Trouvé dans le Journal intime d'Amiel en date du 10 février 1846 ces lignes d'une désolante modernité :
"Pour l'éloquence ou (plus généralement) pour l'influence, il faut maintenir ouverts les pores magnétiques de communication avec vos semblables. Or quand le parle, je m'isole avec fierté, je ne cherche pas à persuader, mais à terrasser.
C'est une façon antidémocratique, et qui sent son aristocratie."
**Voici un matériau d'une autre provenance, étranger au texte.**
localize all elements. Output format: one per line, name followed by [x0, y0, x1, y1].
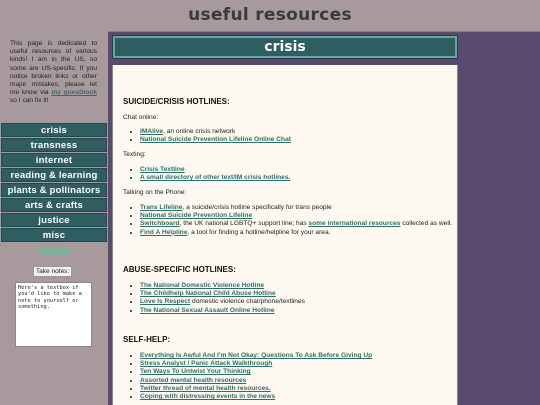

L'utilisation de concepts politiques pour qualifier une idiosyncrasie : voilà bien un travers de nos démocraties totalitaires. Qualifier politiquement un comportement ou une opinion personnelle ("c'est du fascisme, c'est anti démocratique") c'est penser que le préjugé, la simple opinion personnelle si sotte soit-elle est grosse d'une influence néfaste sur l'opinion publique.
Je ne trouve à cette étrange conception aucune autre explication que celle de la pensée magique. Une opinion non démocratique si marginale si isolée soit-elle suffirait à faire "tourner" notre démocratie d'opinion comme la goutte de citron dans le verre de lait ou comme le mauvais oeil faisant vêler les vaches. Indépendamment de tout prosélytisme politique, activisme militant, discours de fond brasserie, manoeuvres factieuses, début de tentative de putsch.
Comment s'étonner alors que la poursuite judiciaire des mauvaises opinions s'apparente bien plus à la chasse aux sorcière, au rituel incantatoire, à la séance d'exorcisme, à la cérémonie vaudoue, à la relégation dans le désert social du bouc émissaire, aux transes charismatiques qu'à la tentative de dire le droit.